Much like a real life Monopoly victory, I have often wistfully thought about a life without any financial worries. Interestingly enough, I was a millionaire during my time in Venezuela and didn’t really appreciate it. In fact, I didn’t live any more blissfully there than my humble existence in the U.S. (a mere “thousandaire”!). In a country where gasoline is cheaper than water, I quickly learned that having a live-in maid/nanny as well as a driver was nothing out of the ordinary for anyone in the educated and professional class. Despite the fact that imported goods were quite expensive in Venezuela, we could afford to travel to Miami or Aruba to stock up on essentials while enjoying a few days of vacation. We lived in a comfortable apartment, had a very active social life, and never felt materialistically deprived.

I had a good job in Caracas and originally was paid a salary in dollars. However, as the local currency devalued, it became increasingly difficult for the company to sustain the incremental salary increases that the rising exchange rate represented. I remember on one occasion being paid in cash instead of by check when cash flow challenges made it difficult for our company to make the bi-weekly payroll. It was like something out of a movie to see our finance manager doling out stacks of cash to each employee. On the walk home, I was hyper-aware of the bolivare stash in my purse and felt like a bank robber looking over my shoulder for fear that someone would jump me. I couldn’t help but hum Tevya’s “If I Were a Rich Man” as I unloaded all that cash on my bed when I safely arrived home with a giddy sense of prosperity.

Buying US dollars on the black market is terribly expensive in Venezuela today, making imported products inaccessible for many Venezuelans.

Buying US dollars on the black market is terribly expensive in Venezuela today, making imported products inaccessible for many Venezuelans.
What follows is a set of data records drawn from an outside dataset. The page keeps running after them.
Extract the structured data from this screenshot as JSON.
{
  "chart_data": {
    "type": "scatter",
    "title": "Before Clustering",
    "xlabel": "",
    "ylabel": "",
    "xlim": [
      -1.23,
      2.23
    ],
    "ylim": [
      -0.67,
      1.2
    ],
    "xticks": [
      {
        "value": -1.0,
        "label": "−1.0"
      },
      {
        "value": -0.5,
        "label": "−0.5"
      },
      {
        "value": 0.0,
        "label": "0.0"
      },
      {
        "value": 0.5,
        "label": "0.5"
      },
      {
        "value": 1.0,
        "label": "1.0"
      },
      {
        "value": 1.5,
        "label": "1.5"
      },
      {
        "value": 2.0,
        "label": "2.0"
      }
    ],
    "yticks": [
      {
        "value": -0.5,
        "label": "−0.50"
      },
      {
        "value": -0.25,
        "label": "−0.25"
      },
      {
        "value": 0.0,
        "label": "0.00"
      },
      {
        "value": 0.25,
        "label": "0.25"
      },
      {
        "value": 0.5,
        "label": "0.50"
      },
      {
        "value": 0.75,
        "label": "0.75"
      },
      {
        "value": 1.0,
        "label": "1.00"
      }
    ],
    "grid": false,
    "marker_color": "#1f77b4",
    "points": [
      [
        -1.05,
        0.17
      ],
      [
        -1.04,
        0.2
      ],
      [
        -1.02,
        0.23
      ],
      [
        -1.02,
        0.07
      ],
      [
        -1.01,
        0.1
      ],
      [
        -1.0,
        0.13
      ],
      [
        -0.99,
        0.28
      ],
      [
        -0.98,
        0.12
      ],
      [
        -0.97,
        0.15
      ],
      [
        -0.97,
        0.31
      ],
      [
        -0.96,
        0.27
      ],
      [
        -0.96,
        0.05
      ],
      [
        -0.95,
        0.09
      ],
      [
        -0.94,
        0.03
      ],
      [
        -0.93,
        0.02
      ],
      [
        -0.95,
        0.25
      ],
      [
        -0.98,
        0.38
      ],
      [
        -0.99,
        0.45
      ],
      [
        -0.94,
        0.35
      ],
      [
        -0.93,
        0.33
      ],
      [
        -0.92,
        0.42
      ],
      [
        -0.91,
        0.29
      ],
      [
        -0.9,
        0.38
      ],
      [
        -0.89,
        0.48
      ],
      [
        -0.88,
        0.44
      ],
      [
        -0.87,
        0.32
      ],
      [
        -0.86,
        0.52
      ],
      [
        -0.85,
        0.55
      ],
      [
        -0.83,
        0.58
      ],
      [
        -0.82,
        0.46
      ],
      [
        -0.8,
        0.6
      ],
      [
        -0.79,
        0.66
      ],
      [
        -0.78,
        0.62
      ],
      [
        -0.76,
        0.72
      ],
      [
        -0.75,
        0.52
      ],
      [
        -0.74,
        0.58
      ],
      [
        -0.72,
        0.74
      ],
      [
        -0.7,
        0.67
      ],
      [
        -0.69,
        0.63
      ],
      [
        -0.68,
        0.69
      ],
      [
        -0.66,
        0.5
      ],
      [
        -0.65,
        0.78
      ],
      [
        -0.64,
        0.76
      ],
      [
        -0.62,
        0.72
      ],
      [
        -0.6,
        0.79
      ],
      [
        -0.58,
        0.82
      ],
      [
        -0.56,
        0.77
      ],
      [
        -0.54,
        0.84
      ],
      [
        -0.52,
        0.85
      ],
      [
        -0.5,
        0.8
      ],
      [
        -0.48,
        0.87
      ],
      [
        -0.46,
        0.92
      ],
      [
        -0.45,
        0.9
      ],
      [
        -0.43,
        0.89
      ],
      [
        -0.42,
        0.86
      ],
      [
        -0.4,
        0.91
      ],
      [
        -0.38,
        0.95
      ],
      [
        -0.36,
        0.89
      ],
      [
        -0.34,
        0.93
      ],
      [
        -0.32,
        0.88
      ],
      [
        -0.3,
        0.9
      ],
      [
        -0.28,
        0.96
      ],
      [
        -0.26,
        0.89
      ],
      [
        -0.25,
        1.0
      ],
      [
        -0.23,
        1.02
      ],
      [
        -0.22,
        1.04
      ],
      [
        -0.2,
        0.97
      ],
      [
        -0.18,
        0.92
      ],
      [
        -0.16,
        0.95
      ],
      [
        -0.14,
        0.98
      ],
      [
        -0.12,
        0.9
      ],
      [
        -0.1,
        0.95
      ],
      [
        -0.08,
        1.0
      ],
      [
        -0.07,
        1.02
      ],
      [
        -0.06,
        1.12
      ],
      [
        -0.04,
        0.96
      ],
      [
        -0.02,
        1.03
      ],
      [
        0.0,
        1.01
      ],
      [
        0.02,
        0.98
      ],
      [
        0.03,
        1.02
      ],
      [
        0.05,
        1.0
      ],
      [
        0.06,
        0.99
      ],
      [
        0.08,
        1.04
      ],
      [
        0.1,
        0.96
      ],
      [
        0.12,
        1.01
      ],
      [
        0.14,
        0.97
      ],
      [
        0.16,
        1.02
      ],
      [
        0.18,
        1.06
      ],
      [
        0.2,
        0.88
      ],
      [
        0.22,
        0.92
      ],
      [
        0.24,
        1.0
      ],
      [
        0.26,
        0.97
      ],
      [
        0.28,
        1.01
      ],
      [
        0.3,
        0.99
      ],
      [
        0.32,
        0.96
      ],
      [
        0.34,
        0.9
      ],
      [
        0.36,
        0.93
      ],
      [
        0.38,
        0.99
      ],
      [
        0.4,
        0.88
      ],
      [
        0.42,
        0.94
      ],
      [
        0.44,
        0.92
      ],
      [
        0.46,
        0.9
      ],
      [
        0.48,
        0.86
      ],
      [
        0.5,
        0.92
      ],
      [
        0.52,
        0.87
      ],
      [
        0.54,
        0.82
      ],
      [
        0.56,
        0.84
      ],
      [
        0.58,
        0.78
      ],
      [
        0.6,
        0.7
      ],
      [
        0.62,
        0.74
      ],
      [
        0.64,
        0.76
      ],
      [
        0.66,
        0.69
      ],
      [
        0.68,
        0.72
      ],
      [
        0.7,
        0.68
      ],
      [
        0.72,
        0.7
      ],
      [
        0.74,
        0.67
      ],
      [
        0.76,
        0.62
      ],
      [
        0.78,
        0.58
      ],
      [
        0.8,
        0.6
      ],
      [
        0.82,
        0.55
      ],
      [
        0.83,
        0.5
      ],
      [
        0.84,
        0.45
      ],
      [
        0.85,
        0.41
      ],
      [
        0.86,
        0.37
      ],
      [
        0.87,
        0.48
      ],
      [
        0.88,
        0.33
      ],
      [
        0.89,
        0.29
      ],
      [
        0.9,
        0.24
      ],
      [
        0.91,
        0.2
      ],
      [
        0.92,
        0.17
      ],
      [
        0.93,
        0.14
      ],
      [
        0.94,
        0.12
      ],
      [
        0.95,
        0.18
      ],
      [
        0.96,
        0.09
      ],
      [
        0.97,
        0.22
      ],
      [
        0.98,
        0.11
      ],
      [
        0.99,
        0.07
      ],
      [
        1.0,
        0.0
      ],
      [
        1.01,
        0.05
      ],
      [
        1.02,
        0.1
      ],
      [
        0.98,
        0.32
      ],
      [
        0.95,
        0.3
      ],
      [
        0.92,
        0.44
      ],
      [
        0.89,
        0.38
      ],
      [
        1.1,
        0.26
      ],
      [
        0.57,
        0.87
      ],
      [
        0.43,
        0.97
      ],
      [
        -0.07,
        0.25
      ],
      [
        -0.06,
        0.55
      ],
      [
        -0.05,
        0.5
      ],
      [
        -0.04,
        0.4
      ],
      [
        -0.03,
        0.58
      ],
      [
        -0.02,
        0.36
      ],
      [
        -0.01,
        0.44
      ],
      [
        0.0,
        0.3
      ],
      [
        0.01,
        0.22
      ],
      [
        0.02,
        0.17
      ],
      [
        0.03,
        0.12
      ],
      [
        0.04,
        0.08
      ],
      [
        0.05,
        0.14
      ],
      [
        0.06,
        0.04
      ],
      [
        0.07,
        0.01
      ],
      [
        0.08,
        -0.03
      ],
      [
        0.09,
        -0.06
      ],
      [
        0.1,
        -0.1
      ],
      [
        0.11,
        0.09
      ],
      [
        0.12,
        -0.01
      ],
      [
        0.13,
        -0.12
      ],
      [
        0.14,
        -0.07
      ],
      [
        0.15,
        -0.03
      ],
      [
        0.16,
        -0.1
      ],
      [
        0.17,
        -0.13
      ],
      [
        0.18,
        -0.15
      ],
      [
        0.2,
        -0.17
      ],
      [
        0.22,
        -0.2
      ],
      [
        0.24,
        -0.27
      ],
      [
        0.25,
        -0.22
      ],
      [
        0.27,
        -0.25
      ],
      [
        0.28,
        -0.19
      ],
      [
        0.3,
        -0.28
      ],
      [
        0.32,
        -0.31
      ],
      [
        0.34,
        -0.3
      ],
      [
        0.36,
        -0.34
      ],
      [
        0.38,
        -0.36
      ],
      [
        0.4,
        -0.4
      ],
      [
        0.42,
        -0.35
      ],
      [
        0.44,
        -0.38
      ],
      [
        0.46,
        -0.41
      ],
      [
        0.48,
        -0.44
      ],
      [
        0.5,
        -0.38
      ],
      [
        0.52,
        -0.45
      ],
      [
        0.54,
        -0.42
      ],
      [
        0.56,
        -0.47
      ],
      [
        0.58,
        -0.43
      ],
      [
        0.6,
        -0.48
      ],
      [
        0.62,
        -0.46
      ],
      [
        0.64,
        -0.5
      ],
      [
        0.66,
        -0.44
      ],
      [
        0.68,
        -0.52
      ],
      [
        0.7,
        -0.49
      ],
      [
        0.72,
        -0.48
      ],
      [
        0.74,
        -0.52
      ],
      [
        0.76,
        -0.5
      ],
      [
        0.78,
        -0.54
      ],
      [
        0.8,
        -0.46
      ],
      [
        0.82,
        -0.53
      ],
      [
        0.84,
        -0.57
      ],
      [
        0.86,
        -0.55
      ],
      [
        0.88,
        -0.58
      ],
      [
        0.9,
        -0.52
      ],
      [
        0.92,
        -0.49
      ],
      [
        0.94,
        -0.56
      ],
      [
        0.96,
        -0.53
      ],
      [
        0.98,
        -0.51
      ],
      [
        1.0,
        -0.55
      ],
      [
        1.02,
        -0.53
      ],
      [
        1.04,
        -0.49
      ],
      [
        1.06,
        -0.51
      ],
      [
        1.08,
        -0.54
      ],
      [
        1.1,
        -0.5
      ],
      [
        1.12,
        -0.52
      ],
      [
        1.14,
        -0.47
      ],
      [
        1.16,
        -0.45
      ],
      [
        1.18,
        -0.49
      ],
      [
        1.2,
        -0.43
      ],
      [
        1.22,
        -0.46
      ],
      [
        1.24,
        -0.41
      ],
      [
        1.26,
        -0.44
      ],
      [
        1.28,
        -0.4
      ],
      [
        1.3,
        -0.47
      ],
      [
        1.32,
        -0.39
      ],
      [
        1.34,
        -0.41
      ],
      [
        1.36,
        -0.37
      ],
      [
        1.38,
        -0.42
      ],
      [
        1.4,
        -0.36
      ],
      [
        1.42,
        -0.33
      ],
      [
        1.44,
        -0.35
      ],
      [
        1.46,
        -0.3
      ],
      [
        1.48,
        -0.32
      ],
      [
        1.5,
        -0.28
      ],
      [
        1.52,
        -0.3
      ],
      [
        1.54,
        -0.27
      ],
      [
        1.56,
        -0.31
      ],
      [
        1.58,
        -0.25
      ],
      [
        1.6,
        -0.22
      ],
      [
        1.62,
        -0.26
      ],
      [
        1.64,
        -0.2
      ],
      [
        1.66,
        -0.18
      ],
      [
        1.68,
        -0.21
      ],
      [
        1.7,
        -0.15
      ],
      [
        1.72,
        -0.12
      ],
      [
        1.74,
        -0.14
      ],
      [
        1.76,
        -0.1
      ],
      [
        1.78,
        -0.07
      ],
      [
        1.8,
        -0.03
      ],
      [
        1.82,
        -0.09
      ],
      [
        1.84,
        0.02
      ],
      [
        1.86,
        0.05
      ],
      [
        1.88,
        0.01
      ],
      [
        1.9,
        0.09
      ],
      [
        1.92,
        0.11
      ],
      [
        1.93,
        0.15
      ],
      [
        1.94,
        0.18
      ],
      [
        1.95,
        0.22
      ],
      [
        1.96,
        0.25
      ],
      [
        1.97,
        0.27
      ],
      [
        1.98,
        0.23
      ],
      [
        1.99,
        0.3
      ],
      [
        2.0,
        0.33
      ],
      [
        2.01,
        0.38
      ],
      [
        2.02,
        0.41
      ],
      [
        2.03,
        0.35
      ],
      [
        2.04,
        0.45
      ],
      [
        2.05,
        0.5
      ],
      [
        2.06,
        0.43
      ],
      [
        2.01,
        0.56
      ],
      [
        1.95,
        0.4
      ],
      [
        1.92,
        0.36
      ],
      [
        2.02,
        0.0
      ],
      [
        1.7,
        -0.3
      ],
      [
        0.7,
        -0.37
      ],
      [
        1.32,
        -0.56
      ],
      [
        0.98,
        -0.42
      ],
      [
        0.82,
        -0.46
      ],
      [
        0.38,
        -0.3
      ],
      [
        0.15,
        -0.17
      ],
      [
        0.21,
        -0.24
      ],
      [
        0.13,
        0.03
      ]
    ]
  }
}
The Venezuela I knew in the early 1990’s had only a handful of bills in circulation (with the highest denomination being the Bs. 5,000) and no coins. It was often easier to just let merchants keep the change than trying to make transactions precise with such a limited number of currency units. The ticket vending machines in the Metro that were originally designed to accept moneda (coins) sat dormant for years until they introduced the first coins and additional bills of Bs. 10,000, Bs. 20,000, and eventually Bs. 50,000. I had left the country by the time the fuerte had been introduced and despite the name, I always have doubted its strength.

In 2002, the same year that my youngest child was born, an exchange control was mandated by the Chavez regime, and the Venezuela I had known became a lot more like the USSR where I, as a teenager, went on a spending spree to get rid of the worthless, non-convertible currency. Giving it away was so liberating and fun. Now that my son is in middle school, I see that the exchange control originally put into place to slow the exodus of dollars out of the economy has done very little to bolster monetary stability in this oil-rich country. Today, the divide between the “official” exchange rate of roughly Bs. 6 to the dollar and the black rate of Bs. 60 (and climbing!) is just too great to be sustainable. Imported goods cost a fortune and diners at McDonald’s fork over a month’s salary for a simple ice cream treat.

Money really does make the world go around, in both good times and bad. In our world today where global economies are increasingly interconnected, the economics lessons of my past still ring true.